The legislators and other top PPP leaders were released in the days immediately after April 16. But this has not put an end to the incarceration and harassment of PPP supporters.
The government crackdown has been condemned by the entire opposition, including the MMA. In a rare show of anti-government unity, all opposition legislators walked out of the Senate April 22 to protest the attack on the PPP.
The PPP leadership has contrasted the repression of its welcome rally for Zardari with the hands-off approach the government took to a recent “million man” series of rallies the MMA held to demand that Musharraf give up at least one of his two key state posts.
While there is no doubt that the government has frequently given a boost to the MMA, the PPP is no more capable than the Islamic right of mounting a consistent and genuine popular struggle against the Musharraf regime. The PPP looks to the military to defend the property and privileges of the ruling elite against Pakistan’s toiling masses and appeals to the US and other imperialist powers for support in loosening the military’s grip on political power.

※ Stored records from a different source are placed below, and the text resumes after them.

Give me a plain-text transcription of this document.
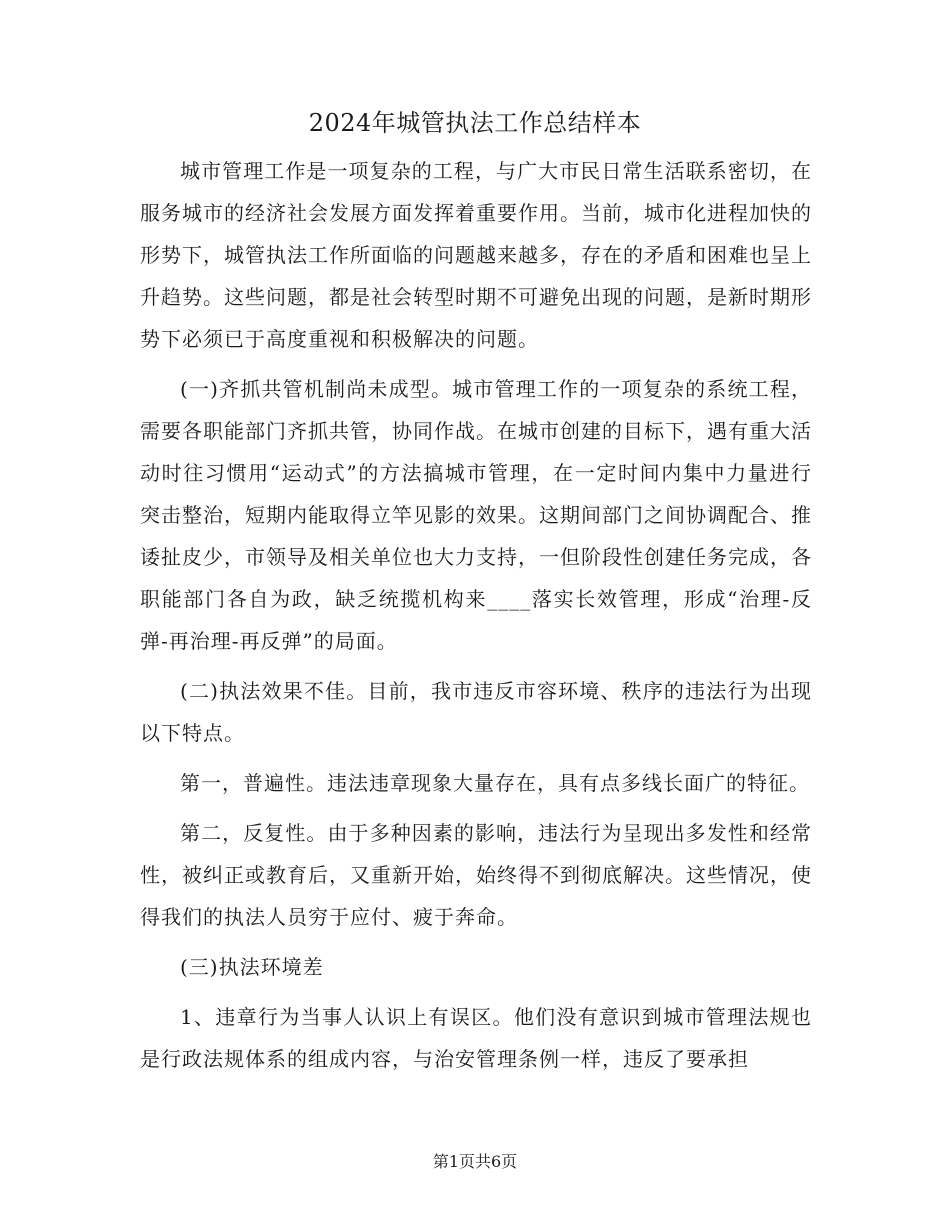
2024年城管执法工作总结样本

城市管理工作是一项复杂的工程，与广大市民日常生活联系密切，在服务城市的经济社会发展方面发挥着重要作用。当前，城市化进程加快的形势下，城管执法工作所面临的问题越来越多，存在的矛盾和困难也呈上升趋势。这些问题，都是社会转型时期不可避免出现的问题，是新时期形势下必须已于高度重视和积极解决的问题。

(一)齐抓共管机制尚未成型。城市管理工作的一项复杂的系统工程，需要各职能部门齐抓共管，协同作战。在城市创建的目标下，遇有重大活动时往习惯用“运动式”的方法搞城市管理，在一定时间内集中力量进行突击整治，短期内能取得立竿见影的效果。这期间部门之间协调配合、推诿扯皮少，市领导及相关单位也大力支持，一但阶段性创建任务完成，各职能部门各自为政，缺乏统揽机构来____落实长效管理，形成“治理-反弹-再治理-再反弹”的局面。

(二)执法效果不佳。目前，我市违反市容环境、秩序的违法行为出现以下特点。

第一，普遍性。违法违章现象大量存在，具有点多线长面广的特征。

第二，反复性。由于多种因素的影响，违法行为呈现出多发性和经常性，被纠正或教育后，又重新开始，始终得不到彻底解决。这些情况，使得我们的执法人员穷于应付、疲于奔命。

(三)执法环境差

1、违章行为当事人认识上有误区。他们没有意识到城市管理法规也是行政法规体系的组成内容，与治安管理条例一样，违反了要承担

第1页共6页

If Bhutto and Zardari have not come to a deal with Musharraf, it is because the general fears parting with any real measure of power and because his plans to cut a deal with the PPP have triggered a quasi-revolt in the ranks of his own “court” party, the pro-military PML (Q).
Speaking two weeks after the beginning of the anti-PPP crackdown, Zatdari tried to put some distance between himself and the military regime, saying the PPP had no interest in gaining power through the “backdoor.” But his comments pointed to the true rule of the PPP as a party that uses populist appeals to garner mass support, but speaks for a section of the Pakistani bourgeoisie. According to the Dawn, the PPP leader “said the ‘establishment people’ were in a mess and the PPP wanted to open for them a door out of this situation.”